My struggle expressed in this entry has come to a tragic end (for now). How? It’s all summed up in this email I sent to my editor:
“So sorry for bugging you again! I am not so close to figuring out an alternative plot, it seems. And the more I try to figure it out, the more I realize that I’m just not into the story right now. I feel so detached. I don’t feel what my characters are feelings–and I can’t write if I don’t feel this. So, at worst case, I’m going to take a break and work on the previous twenty-something chapters you edited for me. And perhaps, while I do this, I’ll get the flow of the story better. Because I’ve been working chapter by chapter I don’t have steady storyline of what’s going on in my mind. It’s like I’ve been watching a few minutes of a movie, taking a weeklong break from it, then returning to watch the next few minutes, only to take another weeklong break. So yah, if I’m not struck by lightning inspiration, I’m going to focus on the first half of the story instead. Then, maybe next month, if I’m done editing by then, I’ll work on the last eight-ish chapter. The last chapters are really important, I know, as it is what determines what sort of impression the book will leave the readers with.

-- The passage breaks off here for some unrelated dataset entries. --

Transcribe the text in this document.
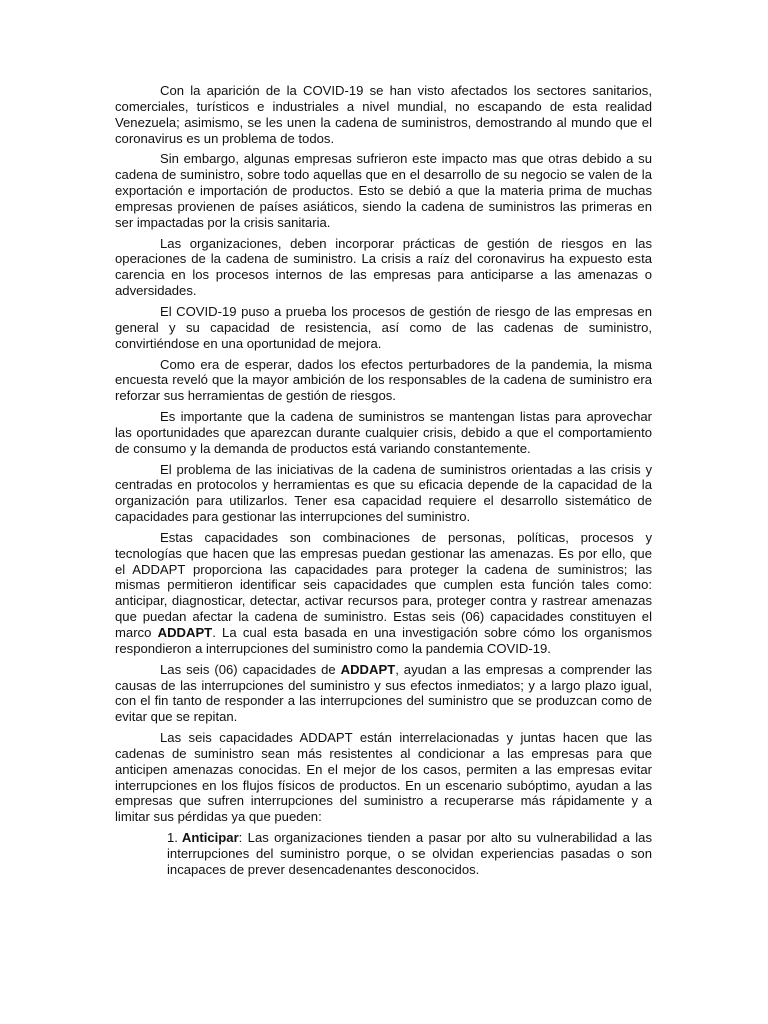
Con la aparición de la COVID-19 se han visto afectados los sectores sanitarios, comerciales, turísticos e industriales a nivel mundial, no escapando de esta realidad Venezuela; asimismo, se les unen la cadena de suministros, demostrando al mundo que el coronavirus es un problema de todos.

Sin embargo, algunas empresas sufrieron este impacto mas que otras debido a su cadena de suministro, sobre todo aquellas que en el desarrollo de su negocio se valen de la exportación e importación de productos. Esto se debió a que la materia prima de muchas empresas provienen de países asiáticos, siendo la cadena de suministros las primeras en ser impactadas por la crisis sanitaria.

Las organizaciones, deben incorporar prácticas de gestión de riesgos en las operaciones de la cadena de suministro. La crisis a raíz del coronavirus ha expuesto esta carencia en los procesos internos de las empresas para anticiparse a las amenazas o adversidades.

El COVID-19 puso a prueba los procesos de gestión de riesgo de las empresas en general y su capacidad de resistencia, así como de las cadenas de suministro, convirtiéndose en una oportunidad de mejora.

Como era de esperar, dados los efectos perturbadores de la pandemia, la misma encuesta reveló que la mayor ambición de los responsables de la cadena de suministro era reforzar sus herramientas de gestión de riesgos.

Es importante que la cadena de suministros se mantengan listas para aprovechar las oportunidades que aparezcan durante cualquier crisis, debido a que el comportamiento de consumo y la demanda de productos está variando constantemente.

El problema de las iniciativas de la cadena de suministros orientadas a las crisis y centradas en protocolos y herramientas es que su eficacia depende de la capacidad de la organización para utilizarlos. Tener esa capacidad requiere el desarrollo sistemático de capacidades para gestionar las interrupciones del suministro.

Estas capacidades son combinaciones de personas, políticas, procesos y tecnologías que hacen que las empresas puedan gestionar las amenazas. Es por ello, que el ADDAPT proporciona las capacidades para proteger la cadena de suministros; las mismas permitieron identificar seis capacidades que cumplen esta función tales como: anticipar, diagnosticar, detectar, activar recursos para, proteger contra y rastrear amenazas que puedan afectar la cadena de suministro. Estas seis (06) capacidades constituyen el marco ADDAPT. La cual esta basada en una investigación sobre cómo los organismos respondieron a interrupciones del suministro como la pandemia COVID-19.

Las seis (06) capacidades de ADDAPT, ayudan a las empresas a comprender las causas de las interrupciones del suministro y sus efectos inmediatos; y a largo plazo igual, con el fin tanto de responder a las interrupciones del suministro que se produzcan como de evitar que se repitan.

Las seis capacidades ADDAPT están interrelacionadas y juntas hacen que las cadenas de suministro sean más resistentes al condicionar a las empresas para que anticipen amenazas conocidas. En el mejor de los casos, permiten a las empresas evitar interrupciones en los flujos físicos de productos. En un escenario subóptimo, ayudan a las empresas que sufren interrupciones del suministro a recuperarse más rápidamente y a limitar sus pérdidas ya que pueden:

1. Anticipar: Las organizaciones tienden a pasar por alto su vulnerabilidad a las interrupciones del suministro porque, o se olvidan experiencias pasadas o son incapaces de prever desencadenantes desconocidos.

So I don’t want to rush this (as I most definitely have been trying to do, and evidence of that can be found in the emails I’ve flooded your account with). Alright. I feel a bit better now. For now I’m going to focus on revising the chapters of TRC you edited, the issues in the first half of TRC Jenny pointed out, living, breathing, eating and reading M&B *
Author’s Note: *M&B is the abbreviation for Moth and Butterflies which my editor, Val-rae Christensen, wrote. It’s a literary masterpiece I tell you. I admire her so much, because she’s polished this manuscript of hers to the point that it now sparkles, but she always ends up finding something to fix. Well, I guess until it’s published, there will always be room for improvement. Anyway, Val is the next Dickens.